Living with T1D has been found to significantly reduce life expectancy, with estimates suggesting a decrease of approximately 12 years for individuals diagnosed at the age of 20 [20]. This can be as high as 17 years, depending on the country and age of the individual at the time of diagnosis, particularly in cases of early disease onset [21]. To address this loss of healthy years, the T1D Index has identified four key areas of focus: a) timely diagnosis, b) access to insulin and blood glucose test strips, c) the use of CGM and insulin pumps, and d) the prevention or discovery of a cure for T1D [3]. By prioritising and addressing these areas, we can strive to reduce all-cause mortality in people with T1D. In some countries, there is evidence for improved life expectancy for people living with T1D, largely due to improvements in care, although the data suggest this still does not match general life expectancy [22].

 

Diagnosis & Symptoms of T1D

In T1D, there is typically a rapid progression of glycaemic disturbances, resulting in hyperglycaemia [1, 23]. Hyperglycaemia-related symptoms are the primary indicators that lead to the diagnosis of T1D. The classic triad of symptoms includes excessive thirst (polydipsia), excessive urination (polyuria), and insatiable hunger (polyphagia), accompanied by pronounced hyperglycaemia on a random blood sample [18, 23]. These symptoms are usually accompanied by significant weight loss over a short period (i.e., only a few weeks), general tiredness, or weakness [23]. The four “Ts” are easy-to-remember key symptoms of T1D: Thirst, Toilet, Tired and Thinner. Approximately 30-50% of children with T1D present with diabetic ketoacidosis (DKA) when they are first diagnosed [24, 25], a potentially life-threatening condition [9, 24-26] that we will discuss in more detail later. Insulin deficiency, resulting in the immediate need for insulin administration, is also a hallmark of T1D [18].

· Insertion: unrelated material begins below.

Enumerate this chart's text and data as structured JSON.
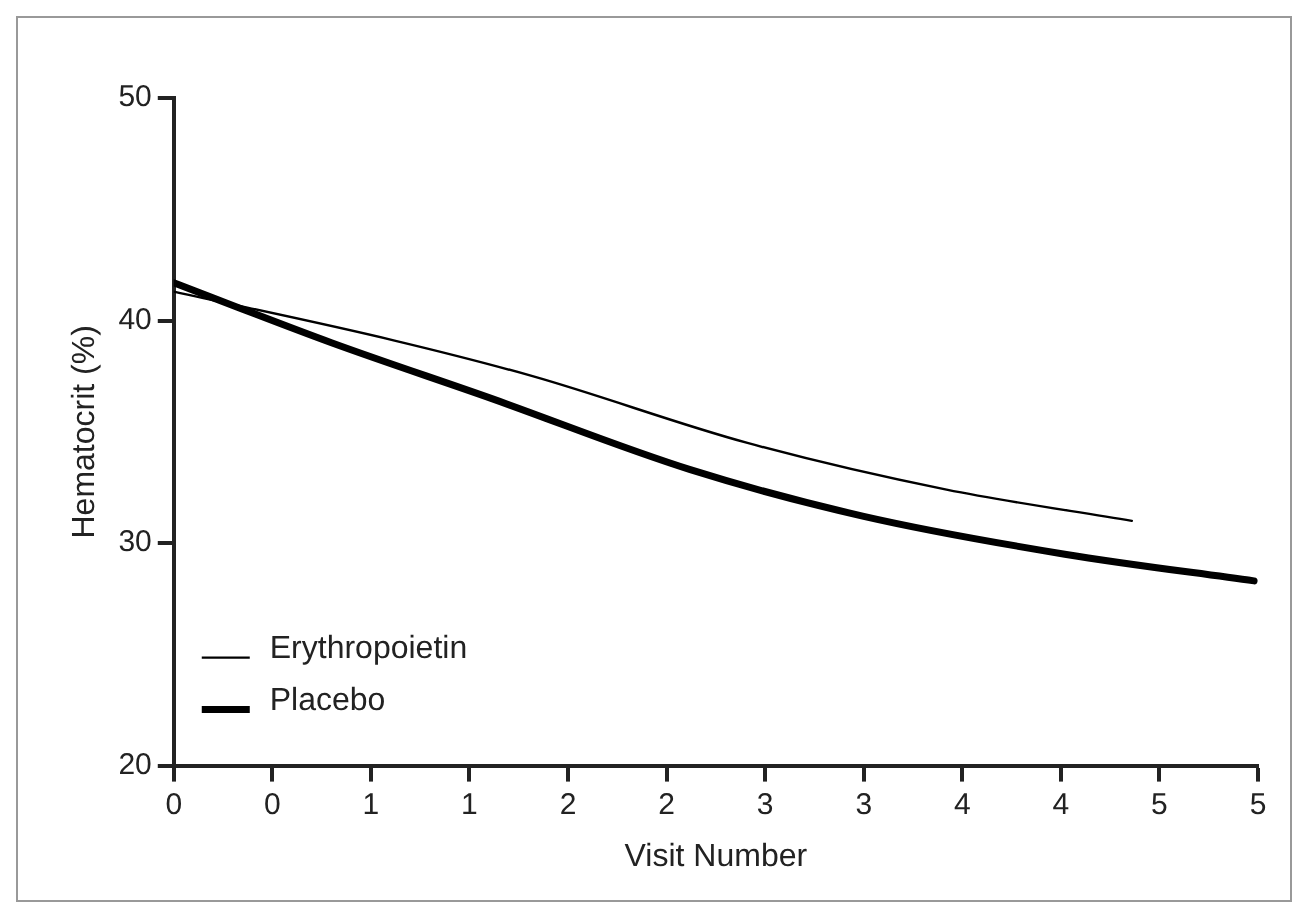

In adults, the onset of T1D can be more varied and less pronounced than in children, without the typical symptoms of excessive thirst, frequent urination, and constant hunger [23, 27]. At the time of diagnosis, no single clinical feature can perfectly distinguish T1D from other types of diabetes. However, elevated autoantibodies targeting specific structures associated with the insulin-producing β-cells in the pancreas and a low C-peptide concentration indicate severe endogenous insulin deficiency and help guide the classification process. Other factors, such as age at diagnosis, time to start insulin treatment, and body mass index (BMI), are also considered [1, 27].

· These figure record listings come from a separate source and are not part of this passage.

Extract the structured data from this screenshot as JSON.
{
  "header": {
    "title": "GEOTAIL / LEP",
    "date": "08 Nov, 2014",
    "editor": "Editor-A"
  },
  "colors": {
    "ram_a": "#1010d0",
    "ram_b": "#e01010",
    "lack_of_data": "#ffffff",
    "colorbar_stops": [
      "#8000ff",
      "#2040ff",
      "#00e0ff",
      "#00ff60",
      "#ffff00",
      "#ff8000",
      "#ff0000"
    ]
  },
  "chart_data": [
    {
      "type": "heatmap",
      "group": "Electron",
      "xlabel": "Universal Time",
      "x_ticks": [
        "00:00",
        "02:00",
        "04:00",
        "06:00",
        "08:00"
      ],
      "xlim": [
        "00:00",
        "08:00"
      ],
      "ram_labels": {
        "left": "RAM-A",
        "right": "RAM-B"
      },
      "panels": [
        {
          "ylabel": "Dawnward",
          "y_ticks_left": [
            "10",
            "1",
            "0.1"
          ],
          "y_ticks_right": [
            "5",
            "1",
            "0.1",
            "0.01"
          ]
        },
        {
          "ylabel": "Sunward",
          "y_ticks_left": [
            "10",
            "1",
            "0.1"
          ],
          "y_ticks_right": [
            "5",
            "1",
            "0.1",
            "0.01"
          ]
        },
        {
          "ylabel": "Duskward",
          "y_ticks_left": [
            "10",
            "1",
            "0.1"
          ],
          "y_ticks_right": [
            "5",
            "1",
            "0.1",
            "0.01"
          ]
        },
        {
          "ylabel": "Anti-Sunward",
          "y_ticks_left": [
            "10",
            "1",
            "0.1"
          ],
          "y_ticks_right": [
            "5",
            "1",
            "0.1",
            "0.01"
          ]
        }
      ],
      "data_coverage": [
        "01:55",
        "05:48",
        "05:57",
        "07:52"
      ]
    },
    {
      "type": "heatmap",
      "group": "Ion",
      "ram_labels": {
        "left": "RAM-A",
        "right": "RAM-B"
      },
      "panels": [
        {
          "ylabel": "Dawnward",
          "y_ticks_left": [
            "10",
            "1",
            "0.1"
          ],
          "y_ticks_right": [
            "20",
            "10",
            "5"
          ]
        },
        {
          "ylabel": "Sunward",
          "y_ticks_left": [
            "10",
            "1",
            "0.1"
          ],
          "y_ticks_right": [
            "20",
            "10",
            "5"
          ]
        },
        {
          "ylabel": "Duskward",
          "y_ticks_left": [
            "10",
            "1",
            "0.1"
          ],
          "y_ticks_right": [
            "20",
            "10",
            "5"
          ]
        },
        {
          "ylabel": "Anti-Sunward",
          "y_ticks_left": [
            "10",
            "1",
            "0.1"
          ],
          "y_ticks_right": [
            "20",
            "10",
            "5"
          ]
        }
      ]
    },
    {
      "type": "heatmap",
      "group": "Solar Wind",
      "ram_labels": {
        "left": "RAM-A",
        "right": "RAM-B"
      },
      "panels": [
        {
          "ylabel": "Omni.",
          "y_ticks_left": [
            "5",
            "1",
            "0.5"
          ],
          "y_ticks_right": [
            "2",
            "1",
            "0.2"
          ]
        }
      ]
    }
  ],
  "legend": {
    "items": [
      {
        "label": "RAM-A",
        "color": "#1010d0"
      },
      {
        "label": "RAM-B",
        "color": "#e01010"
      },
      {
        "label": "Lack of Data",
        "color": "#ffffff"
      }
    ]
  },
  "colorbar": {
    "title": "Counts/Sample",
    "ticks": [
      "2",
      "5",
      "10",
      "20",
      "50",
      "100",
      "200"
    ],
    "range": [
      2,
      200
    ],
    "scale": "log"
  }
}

Pancreatic autoantibodies are important biomarkers for autoimmune involvement [23]. Seventy to 90% of diagnosed T1D cases have detectable antibodies against specific β-cell proteins [18, 28]. If necessary, checking for these autoantibodies can confirm a diagnosis.

 

How Does T1D Develop?

For a long time, T1D was thought to be a single autoimmune disorder in which the immune system directly attacks the insulin-producing β-cells in the pancreas [18]. However, over the past few decades, a much more intricate and complex understanding of T1D has emerged. We now know that the development of T1D involves a complicated interplay between environmental factors, the microbiome, genetics, metabolism, and the immune system. This complexity varies from person to person, making T1D a truly multifactorial condition [1, 10, 28].

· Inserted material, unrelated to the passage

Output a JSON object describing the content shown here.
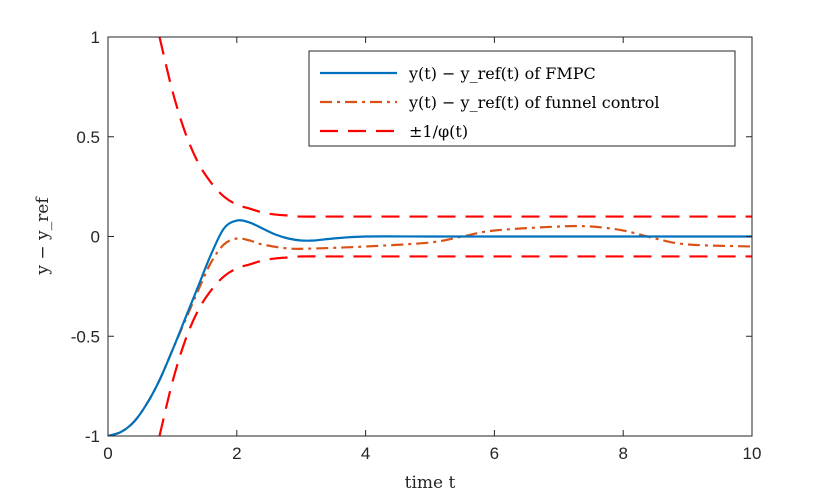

The first conceptual model of how T1D develops 1, as shown in Figure 1, illustrates a sequence of events related to β-cell mass (y-axis) and time (x-axis). The sequence starts with genetic predisposition, followed by an environmental trigger that initiates islet-specific autoimmunity. Subsequently, partial β-cell loss and blood glucose disturbances occur, resulting in clinical onset of T1D (symptoms) and rapid progression to complete β-cell loss [1].